I happen to compose in fabric while cutting structure. The model carrying it is integral to the composition “¦ so is the atmosphere. It is a trick of the eye, a way of seeing something imaginary.
After starting his career supplying iconic local and international fashion brand boutique Wizards in 1983, Rundle opened his eponymous store in 1988 and showed his first collection at the Collections Printemps- été 1989 at the Cour Vitrée, Paris.
In 2010 he participated in the Africa International Arise L’Afrique—Porté Autumn Show in Paris and presented a paper at the 4th International Conference on Design Principles and Practice in Chicago, titled, Dividuality – An Ethnography of the Dress. In 2011 he showed his One Pattern Piece, One Week, One Fabric, One Collection at the addictlab in Brussels and was the subject of the exhibition, Clive Rundle – About Memory at the Afronovo Gallery where the movie Dust to Dust, for which he did the costumes, was screened in Johannesburg. He was also featured in Fast Forward Fashion by Nathalie Grolimund. In 2013, Rundle and his entire studio participated in a three-month immersion programme hosted by Anne Chapelle, CEO of BVBA 32 (Atelier Ann Demeulemeester) in Antwerp followed by a show with BVBA 32.
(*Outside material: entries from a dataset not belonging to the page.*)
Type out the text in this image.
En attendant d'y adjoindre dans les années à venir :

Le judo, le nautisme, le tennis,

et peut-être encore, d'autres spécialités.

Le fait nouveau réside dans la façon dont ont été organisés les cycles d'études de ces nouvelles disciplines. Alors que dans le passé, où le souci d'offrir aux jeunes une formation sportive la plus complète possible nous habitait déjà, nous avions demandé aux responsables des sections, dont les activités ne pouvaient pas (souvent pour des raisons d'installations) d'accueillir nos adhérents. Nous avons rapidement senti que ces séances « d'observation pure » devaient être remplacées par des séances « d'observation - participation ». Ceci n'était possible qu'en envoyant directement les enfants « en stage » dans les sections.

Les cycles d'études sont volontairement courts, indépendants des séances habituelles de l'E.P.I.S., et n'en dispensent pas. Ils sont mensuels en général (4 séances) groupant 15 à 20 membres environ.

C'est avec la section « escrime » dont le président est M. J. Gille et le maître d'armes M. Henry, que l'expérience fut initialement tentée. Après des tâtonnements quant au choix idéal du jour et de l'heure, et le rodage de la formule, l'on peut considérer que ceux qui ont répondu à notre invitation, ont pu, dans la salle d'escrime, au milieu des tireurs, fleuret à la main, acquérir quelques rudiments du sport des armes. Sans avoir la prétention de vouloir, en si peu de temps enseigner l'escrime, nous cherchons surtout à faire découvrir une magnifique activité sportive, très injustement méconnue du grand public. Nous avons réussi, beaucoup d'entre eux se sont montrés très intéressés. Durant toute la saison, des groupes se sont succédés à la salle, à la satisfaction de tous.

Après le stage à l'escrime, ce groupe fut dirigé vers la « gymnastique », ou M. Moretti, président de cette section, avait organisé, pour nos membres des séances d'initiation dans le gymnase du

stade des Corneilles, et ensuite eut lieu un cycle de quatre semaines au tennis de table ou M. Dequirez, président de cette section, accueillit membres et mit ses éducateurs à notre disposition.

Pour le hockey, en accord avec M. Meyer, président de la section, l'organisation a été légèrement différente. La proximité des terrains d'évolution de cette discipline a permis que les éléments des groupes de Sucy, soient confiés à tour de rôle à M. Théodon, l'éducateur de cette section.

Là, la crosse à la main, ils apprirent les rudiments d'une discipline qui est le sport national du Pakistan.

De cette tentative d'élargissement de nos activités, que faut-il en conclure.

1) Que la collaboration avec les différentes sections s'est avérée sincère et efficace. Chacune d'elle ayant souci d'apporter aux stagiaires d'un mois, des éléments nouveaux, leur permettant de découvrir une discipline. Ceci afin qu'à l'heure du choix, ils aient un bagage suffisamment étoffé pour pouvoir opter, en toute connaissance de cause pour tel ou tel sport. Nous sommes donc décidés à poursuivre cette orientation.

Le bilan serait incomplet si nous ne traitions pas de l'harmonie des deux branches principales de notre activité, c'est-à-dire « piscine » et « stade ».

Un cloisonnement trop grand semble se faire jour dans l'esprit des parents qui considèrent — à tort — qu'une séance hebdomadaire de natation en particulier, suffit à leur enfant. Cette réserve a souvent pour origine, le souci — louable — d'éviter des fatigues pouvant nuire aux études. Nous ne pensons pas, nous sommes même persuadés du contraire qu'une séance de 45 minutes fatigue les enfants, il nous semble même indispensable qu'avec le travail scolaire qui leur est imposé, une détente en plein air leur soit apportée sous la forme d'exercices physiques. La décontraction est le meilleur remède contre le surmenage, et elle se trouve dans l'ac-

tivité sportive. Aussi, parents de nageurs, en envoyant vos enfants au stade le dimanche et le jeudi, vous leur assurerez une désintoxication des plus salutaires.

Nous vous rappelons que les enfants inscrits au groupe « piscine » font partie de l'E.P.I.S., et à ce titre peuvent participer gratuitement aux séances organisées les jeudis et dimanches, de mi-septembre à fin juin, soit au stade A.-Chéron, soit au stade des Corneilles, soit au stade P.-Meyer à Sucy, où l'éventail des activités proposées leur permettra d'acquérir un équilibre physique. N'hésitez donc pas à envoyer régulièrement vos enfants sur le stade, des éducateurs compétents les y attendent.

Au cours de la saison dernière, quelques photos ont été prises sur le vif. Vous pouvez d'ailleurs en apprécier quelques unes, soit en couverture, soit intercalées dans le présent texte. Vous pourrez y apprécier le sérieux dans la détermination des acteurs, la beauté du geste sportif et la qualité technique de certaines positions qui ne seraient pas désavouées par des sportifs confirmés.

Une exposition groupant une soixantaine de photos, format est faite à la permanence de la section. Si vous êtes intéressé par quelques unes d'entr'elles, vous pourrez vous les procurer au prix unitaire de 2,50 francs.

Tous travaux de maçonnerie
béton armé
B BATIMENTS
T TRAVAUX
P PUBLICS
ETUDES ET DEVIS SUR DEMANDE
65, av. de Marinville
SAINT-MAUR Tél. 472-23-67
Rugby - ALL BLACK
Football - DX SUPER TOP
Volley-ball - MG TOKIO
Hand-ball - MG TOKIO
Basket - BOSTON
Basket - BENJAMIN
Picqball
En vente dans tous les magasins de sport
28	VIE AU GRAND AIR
He represented South Africa in Global Fashion Capitals at the Museum at FIT in New York in 2015 with a garment from his Rorschach Collection which subsequently became part of the museum’s permanent collection. A second piece from the Swan Collection was acquired in 2018. In the same year, he was invited to present a two-week design module, The Potential of a Slash, at the Fashion Design Department of Shih Chien University in Taiwan and also represented South Africa for the 2018 inaugural Commonwealth Fashion Exchange Design Exhibition held at Buckingham Palace, with a specially commissioned piece. The Brighton Museum and Art Gallery‘s Fashioning Africa Collection Department acquired three pieces from his Afridesia 2003 New York Collection.
Clive Rundle is featured in the exhibition, 21 YEARS: Making Histories with South African Fashion Week (2018 – 2019).